さらに、インサイドセールスはマーケティング部門からくる引き合いにも数多く対応することになります。 マーケティング部門がイベントや行われるたびにたまっていく名刺と引き合い候補の山。 これらすべてにコンタクトしていかなければならないので、イベントを開催するマーケテイング部門とはよく衝突していました。 ですが、時間の経過とともにコンタクトの優先順位がつけられるような記録の書き方を一緒に考え、また時期なども調整しながら、とってきた引き合いが無駄にならないようなコンタクト方法を模索してきました。

インサイドセールスの働く場所

インサイドセールスはテレワークが可能でどこででも働ける職種として注目されています。 自社のインサイドセールスの方々も、昔は毎日会社に来ていましたが、コロナを機にテレワークが始まり、出社が必須でない職種であることを満喫されています。

ですが、顧客訪問が発生しないので、電話とパソコン、インターネット環境があればどこででもできるはずの仕事という点ではその通りではありますが、定期的に会社やサテライトオフィスなど、同僚と一緒に働く時間を確保する必要があり、時に出社もしています。 セールスプロセスの長い部分を担うため、お客様と同じくらい、プロセスの前後にいる営業担当者やマーケティング担当者とのコミュニケーションが重要であるため、相手の状況を感じとっておくためです。

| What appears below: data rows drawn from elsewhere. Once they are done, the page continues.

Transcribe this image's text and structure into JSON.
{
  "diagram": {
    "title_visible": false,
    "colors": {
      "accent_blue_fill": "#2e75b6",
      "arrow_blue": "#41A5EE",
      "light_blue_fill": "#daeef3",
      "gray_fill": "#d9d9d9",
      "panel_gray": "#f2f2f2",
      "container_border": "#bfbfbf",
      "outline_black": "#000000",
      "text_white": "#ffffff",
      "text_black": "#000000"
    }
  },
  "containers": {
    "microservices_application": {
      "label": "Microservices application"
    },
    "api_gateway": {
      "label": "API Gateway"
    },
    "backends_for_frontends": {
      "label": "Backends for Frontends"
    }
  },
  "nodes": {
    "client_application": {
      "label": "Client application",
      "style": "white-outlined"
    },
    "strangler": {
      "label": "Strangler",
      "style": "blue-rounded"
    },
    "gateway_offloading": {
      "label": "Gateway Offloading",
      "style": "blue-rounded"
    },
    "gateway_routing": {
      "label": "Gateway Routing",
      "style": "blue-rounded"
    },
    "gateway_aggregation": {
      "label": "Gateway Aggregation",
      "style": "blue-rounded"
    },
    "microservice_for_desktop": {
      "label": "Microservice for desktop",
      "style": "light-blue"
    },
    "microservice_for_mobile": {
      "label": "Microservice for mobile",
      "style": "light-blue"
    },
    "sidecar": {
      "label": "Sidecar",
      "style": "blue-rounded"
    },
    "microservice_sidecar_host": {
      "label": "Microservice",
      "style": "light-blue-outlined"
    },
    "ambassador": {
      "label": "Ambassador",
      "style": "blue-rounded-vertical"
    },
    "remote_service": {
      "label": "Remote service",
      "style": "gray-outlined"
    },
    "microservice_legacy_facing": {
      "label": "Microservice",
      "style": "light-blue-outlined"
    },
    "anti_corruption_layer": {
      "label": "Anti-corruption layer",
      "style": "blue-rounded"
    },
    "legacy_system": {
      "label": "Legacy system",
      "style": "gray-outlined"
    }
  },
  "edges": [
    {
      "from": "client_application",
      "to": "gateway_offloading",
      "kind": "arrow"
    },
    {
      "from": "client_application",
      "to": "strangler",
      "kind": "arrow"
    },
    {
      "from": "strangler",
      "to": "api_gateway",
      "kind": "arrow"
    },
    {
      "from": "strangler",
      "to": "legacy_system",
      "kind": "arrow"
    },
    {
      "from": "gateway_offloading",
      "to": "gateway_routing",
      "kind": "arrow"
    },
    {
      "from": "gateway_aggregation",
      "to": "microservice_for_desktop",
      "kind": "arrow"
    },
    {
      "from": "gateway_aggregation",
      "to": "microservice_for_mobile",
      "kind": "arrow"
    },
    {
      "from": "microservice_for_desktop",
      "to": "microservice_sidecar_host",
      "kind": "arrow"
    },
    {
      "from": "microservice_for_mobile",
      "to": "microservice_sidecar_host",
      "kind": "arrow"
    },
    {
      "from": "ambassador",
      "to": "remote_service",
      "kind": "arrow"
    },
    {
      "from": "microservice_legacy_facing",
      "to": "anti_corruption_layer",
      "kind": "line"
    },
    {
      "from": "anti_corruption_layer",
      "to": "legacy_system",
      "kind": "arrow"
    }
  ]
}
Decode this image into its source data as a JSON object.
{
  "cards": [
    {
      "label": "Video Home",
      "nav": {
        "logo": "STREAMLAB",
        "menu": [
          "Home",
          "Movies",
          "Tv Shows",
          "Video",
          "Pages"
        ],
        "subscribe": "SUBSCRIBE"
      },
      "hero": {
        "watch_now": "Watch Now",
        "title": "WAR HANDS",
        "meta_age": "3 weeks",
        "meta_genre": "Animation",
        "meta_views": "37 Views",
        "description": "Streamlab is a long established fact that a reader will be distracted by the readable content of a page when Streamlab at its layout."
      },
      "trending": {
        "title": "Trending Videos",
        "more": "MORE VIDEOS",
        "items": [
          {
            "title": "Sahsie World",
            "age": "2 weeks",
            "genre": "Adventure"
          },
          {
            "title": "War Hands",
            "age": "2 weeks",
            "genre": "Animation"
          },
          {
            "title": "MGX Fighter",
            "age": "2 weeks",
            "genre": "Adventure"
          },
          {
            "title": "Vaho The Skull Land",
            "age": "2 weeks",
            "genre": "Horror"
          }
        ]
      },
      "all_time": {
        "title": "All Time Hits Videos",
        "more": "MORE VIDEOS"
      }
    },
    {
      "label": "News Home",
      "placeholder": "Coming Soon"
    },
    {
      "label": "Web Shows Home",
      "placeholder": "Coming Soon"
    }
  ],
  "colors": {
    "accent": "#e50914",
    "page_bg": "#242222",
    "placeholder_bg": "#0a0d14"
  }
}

必要な出社頻度は商材や状況によって異なるとは思いますが、ときにはオフィスでもはたらく必要がありそうです。

まとめ

組織の立ち上げ時からインサイドセールの方と長く働いてきた経験をもとに、インサイドセールスが認識されるまでと、インサイトセールスに必要な素質について考えてみましたが

「インサイドセールスは営業アシスタントではないが営業でもない」

独自のポジションであると言えます。
これまでに無かった新しいポジションをインサイドセールス自身のみならず、周囲で接する人達がどう受け止めるかで、相乗効果を生み出すか、足を引っ張りあうかが決まってきます。 ぜひ、新しい概念を受け入れてくださいね。